The publisher probably allows this only after 12 or evven 24 month

Before you answer, make sure that your work was not (partially) supoported with EU funding, hence does not fall unde the above mentioned clause.

Since DESY does not force scientists to adhere to the six month embargo period (although DESY recommends that scientists should prefer publishers, who honor this period), send an e-mail to the library to get a confirmation, which is a valid waiver.

However, you should consider the following:
To allow bes dissimination of your work:

1) Usually the publisher allows you to post your submitted version as preprint on a preprint server as e.g. arXiv.org. Do this if possible (also outside the HEP community)
2) Keep the rights on your figures and pictures (See our FAQ ) on how to do this
3) Register your publication in the DESY Publication Database (PubDB incl. the post referee version and the publisher fulltext)
4) Consider to list all your publications on your personal website using the DESY Publication Database (See e.g. this weppage)

If you like, you can send us your copyright transfer agreement with the publisher and we will have a look.

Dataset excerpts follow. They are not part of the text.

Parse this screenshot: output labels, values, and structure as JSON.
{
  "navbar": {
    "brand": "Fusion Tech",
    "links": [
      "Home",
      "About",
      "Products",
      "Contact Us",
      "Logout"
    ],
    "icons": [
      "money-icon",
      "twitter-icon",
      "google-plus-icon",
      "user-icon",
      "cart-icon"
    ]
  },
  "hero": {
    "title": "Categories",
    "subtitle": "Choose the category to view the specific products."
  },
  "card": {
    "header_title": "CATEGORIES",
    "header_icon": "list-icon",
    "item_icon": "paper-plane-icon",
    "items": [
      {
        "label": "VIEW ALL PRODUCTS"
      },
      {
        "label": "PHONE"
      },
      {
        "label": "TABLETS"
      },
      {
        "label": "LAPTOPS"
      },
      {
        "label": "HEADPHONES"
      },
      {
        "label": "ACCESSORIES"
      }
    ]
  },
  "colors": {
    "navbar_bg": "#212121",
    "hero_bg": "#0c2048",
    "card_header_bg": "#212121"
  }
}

In case to further questions to 1) - 4) above, please do not hesitate to contact us.

How to put my own work under a CC-BY license

If all content of your work is your own you may choose to grant a CC-BY license to your work:
Insert the following into your work:

Creative Commons Lizenzvertrag or Creative Commons Lizenzvertrag

This work is licensed under a Creative Commons Attribution 4.0 International License.

Usually this text is put either in a footnote at the first page or at the end in e.g. a section called "Additional Information"
In case you use something (e.g. pictures, ...) which are not your own, exclude these from the license, by prepending "Except otherwise stated, this work ...". Of course state the other license explicitly.

NB: A CC-BY license is usually not compatible with a later publication of the same work in a non-open-access journal, since non-open-access publishers usually ask you to transfer all usage rights. On the other hand CC-BY for pictures, tables, figures, ... are not known to cause problems.

Free to Read

There are some publishers who claim to publish Open Access, where authors must sign a copyright transfer agreement (e.g. OSA) or pay an extra fee for a CC-BY license.
According to the following statement of the HGF AK Bibliotheks- und Informationsmanagement, we consider this as hybrid Open Access models, which the library does not recommend.

The original statement is:
"Der HGF AK Bibliotheks- und Informationsmanagement beobachtet mit Sorge, dass "Open Access"-Zeitschriften mit hohen Publikationsgebühren auf dem Markt erscheinen, bei denen standardmäßig ausschließlich freies Lesen ("gratis OA") erlaubt ist, während gleichzeitig für weitere (größtmögliche) Nachnutzung der Inhalte ("libre OA") Zusatzgebühren anfallen.
Der Arbeitskreis spricht sich dafür aus, solche Zeitschriften als "hybrid-OA" einzustufen und nicht über die zentrumseigenen Publikationsfonds zu fördern."